O apoio familiar foi a base da sua resistência. Mais tarde, aos 27 anos, Renata conheceu pessoas que militavam pela causa LGBTQIA+ e a convidaram para ingressar no movimento. Essa missão deu outro sentido à sua vida.

“Imaginei que talvez pudesse fazer algo para que hoje as meninas travestis e transexuais não passem por aquilo que eu passei durante muito tempo” - Renata Taylor

Existência como um ato político

O contato com o movimento LGBTQIA+ lhe rendeu oportunidades de conhecer ainda mais os desafios da comunidade e ter voz como membro de diversas entidades. Hoje ela é coordenadora do Grupo de Resistência de Travestis e Transexuais da Amazônia (GRETA), e também é coordenadora da região norte do Fórum Nacional de Travestis e Transexuais Negras e Negros (Fonatrans), além de já ter passado pelos Conselhos de Segurança Pública e Diversidade do Estado do Pará e vários movimentos sociais ao longo dos anos.

Segundo ela, o principal obstáculo na vida das pessoas trans ainda é o preconceito, que está nos locais de estudo, de trabalho, nos hospitais e em muitos espaços públicos. “Quando vamos nos consultar, por exemplo, as pessoas duvidam da nossa identidade, nos tratam com estranhamento, falta empatia. É preciso naturalizar a nossa existência”, ressalta.

Mesmo diante dessa realidade, ela cita com orgulho algumas conquistas que o Pará tem no campo da inclusão, como ser o segundo estado brasileiro a dar direito ao nome social, a implantação do primeiro Ambulatório Transexualizador no Estado e da Delegacia de Combate aos Crimes Discriminatórios e Homofóbicos (DCCDH). O reconhecimento do nome social nas escolas e a maior facilidade para retificar a certidão de nascimento também são avanços que aumentam a dignidade da população trans.

Outro momento especial na trajetória de Renata foi sua estreia no cinema como diretora e atriz do filme Transamazônia (2019), que acompanha as vidas de duas travestis que vivem na Rodovia Transamazônica, rodeadas por dilemas sociais, lgbtfobia e pelas dificuldades de um território esquecido. No mesmo ano, o filme foi premiado na categoria “Melhor Direção”, no 27º Festival Mix Brasil de Cultura da Diversidade.

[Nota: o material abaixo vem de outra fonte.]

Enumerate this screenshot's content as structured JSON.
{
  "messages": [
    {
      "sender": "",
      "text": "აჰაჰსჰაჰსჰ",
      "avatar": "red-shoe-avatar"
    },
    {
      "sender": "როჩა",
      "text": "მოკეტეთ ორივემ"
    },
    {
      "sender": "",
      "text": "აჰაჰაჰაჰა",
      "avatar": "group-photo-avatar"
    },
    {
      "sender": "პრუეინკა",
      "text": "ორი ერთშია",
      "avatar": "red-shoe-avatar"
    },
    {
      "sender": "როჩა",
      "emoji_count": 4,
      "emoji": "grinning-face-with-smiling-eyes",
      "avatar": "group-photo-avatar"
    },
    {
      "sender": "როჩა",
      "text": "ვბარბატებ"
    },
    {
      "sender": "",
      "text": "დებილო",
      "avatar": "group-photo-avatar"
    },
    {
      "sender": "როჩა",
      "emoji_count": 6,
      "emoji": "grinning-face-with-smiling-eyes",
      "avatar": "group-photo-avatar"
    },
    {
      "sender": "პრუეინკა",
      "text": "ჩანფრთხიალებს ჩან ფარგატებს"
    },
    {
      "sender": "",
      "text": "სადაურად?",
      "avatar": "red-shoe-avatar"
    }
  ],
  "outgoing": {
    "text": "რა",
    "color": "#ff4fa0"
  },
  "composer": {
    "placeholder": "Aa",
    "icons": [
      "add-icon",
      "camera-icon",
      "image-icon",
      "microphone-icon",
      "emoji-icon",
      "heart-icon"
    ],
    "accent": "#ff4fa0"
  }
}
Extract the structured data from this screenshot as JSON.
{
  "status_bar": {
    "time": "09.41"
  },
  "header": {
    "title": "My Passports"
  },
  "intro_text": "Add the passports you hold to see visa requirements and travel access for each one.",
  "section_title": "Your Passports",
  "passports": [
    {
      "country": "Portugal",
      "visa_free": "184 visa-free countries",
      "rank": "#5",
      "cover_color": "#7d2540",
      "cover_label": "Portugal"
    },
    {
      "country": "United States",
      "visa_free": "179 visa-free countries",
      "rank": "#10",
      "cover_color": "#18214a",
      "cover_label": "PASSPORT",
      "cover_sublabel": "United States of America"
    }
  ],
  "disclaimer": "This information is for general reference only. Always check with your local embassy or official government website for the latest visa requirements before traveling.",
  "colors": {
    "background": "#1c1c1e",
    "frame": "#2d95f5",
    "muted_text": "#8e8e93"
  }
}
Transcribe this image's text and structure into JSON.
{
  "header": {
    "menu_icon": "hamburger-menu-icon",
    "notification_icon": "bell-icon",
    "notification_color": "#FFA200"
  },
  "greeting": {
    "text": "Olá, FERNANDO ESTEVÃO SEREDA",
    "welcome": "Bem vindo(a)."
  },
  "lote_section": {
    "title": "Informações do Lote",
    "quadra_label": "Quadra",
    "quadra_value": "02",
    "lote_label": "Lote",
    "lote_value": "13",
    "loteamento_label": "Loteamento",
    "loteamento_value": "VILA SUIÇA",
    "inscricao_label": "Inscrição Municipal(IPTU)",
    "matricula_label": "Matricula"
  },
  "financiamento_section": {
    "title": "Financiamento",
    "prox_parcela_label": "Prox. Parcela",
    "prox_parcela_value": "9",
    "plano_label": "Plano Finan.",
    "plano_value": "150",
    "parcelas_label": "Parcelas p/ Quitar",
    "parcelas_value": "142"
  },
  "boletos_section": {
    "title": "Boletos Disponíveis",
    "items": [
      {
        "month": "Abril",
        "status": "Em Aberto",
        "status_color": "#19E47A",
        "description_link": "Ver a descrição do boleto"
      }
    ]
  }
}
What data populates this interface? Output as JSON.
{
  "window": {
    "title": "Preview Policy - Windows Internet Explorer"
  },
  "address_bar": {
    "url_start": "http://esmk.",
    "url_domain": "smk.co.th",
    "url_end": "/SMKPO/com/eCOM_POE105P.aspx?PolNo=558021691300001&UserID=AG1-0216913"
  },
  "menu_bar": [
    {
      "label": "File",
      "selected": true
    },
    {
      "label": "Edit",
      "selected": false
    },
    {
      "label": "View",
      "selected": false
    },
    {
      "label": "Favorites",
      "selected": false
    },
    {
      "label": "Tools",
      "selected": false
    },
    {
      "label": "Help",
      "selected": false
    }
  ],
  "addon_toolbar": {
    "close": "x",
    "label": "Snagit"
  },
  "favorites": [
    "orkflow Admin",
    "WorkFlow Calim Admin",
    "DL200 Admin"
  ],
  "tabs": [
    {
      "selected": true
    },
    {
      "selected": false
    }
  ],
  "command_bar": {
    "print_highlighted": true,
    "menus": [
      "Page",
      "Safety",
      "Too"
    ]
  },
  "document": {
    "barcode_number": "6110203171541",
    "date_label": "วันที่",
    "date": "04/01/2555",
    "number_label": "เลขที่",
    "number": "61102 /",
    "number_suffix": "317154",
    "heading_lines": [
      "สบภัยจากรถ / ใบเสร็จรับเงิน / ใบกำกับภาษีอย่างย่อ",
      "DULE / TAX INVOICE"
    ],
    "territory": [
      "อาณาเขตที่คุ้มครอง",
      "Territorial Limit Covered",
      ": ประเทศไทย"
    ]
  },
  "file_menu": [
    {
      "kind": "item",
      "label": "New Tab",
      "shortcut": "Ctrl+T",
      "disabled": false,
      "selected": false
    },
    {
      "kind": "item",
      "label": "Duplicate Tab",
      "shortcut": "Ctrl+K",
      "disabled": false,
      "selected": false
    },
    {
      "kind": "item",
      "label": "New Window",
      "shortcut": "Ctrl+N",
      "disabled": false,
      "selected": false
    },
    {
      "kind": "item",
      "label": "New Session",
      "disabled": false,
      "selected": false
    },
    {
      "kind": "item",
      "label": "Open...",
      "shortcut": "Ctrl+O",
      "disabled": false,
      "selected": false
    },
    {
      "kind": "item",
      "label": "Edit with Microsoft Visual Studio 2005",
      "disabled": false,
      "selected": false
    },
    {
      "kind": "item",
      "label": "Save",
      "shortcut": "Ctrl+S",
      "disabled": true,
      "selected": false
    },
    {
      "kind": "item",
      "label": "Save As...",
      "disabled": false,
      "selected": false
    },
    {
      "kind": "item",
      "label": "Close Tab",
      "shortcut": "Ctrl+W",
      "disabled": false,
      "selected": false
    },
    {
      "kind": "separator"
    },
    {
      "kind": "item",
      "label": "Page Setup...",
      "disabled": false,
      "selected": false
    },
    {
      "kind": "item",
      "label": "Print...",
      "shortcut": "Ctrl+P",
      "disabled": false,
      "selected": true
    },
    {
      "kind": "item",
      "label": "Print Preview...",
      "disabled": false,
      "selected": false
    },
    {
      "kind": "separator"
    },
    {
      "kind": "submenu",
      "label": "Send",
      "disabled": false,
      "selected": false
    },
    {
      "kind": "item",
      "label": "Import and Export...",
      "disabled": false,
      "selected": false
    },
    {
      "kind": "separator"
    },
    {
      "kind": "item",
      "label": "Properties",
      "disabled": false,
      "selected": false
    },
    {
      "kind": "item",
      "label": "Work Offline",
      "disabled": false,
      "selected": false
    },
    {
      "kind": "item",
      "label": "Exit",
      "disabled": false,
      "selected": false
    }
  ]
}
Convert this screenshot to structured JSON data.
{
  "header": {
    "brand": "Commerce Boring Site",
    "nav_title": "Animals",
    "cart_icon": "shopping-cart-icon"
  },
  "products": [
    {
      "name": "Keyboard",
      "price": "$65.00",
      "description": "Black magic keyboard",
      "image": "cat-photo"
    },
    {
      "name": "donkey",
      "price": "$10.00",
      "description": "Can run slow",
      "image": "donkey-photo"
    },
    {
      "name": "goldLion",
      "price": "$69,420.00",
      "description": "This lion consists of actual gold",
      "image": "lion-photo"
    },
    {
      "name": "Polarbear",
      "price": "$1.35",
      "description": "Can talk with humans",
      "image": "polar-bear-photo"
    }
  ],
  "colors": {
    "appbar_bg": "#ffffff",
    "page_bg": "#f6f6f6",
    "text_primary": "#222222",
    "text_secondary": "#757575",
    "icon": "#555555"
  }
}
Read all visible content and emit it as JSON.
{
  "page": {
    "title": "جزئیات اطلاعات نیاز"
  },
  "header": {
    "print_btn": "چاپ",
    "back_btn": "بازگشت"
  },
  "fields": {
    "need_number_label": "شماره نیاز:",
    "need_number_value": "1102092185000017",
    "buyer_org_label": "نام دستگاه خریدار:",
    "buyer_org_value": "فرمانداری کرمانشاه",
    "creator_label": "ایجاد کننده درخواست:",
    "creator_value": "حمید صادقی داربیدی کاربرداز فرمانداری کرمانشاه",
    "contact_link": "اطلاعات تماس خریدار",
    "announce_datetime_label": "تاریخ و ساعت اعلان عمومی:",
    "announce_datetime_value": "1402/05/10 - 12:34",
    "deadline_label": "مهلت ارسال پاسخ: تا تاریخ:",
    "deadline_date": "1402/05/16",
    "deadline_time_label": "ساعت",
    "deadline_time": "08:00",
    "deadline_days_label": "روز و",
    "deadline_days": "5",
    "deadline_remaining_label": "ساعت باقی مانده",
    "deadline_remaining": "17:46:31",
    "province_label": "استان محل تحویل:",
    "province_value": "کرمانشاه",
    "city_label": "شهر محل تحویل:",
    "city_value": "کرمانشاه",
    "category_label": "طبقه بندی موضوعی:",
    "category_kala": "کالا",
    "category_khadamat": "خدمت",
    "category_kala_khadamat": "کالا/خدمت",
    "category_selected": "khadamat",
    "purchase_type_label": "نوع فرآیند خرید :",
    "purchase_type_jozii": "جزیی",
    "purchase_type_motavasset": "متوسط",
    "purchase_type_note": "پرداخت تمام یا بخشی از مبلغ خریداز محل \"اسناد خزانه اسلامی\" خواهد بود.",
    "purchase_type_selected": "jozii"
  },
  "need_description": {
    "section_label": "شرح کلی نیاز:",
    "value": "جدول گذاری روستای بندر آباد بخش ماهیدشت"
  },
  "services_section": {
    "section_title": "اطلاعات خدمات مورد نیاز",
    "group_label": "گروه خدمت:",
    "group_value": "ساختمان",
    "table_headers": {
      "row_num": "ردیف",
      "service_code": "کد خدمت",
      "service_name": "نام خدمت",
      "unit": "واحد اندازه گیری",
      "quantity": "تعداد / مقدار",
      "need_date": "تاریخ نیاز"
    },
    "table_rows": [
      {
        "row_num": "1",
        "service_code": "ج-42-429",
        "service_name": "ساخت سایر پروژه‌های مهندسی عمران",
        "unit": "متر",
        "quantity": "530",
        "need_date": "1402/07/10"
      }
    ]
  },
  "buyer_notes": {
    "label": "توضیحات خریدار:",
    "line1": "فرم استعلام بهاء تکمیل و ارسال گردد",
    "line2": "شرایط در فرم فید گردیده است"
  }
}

Em busca de liberdade e oportunidade

A ativista recorda que, devido ao perigo da violência, as travestis e transexuais eram pejorativamente conhecidas como “seres de hábitos noturnos”. “O que me mostra que a luta está valendo a pena é quando eu posso andar na rua mais tranquilamente, quando vejo pessoas trans ingressando na universidade, na Câmara Municipal, em órgãos da gestão pública, desempenhando profissões como arquitetura, direito, serviço social, e tantas outras”, explica.

Enquanto a expectativa de vida da população trans é de menos de 35 anos (equiparável à Idade Média, quando não havia penicilina nem saneamento básico), o desejo de quem vive e luta sob a ameaça da homofobia é um futuro com menos dor. “Nosso potencial é limitado por causa do preconceito, então meu sonho é viver em um país com mais oportunidades. Quero ver as meninas tendo direito de ir e vir sem medo, tendo acesso aos banheiros públicos, à universidade, a um bom trabalho, aos espaços de poder, pois nós temos a mesma capacidade de qualquer pessoa cisgênera”, conclui Renata Taylor.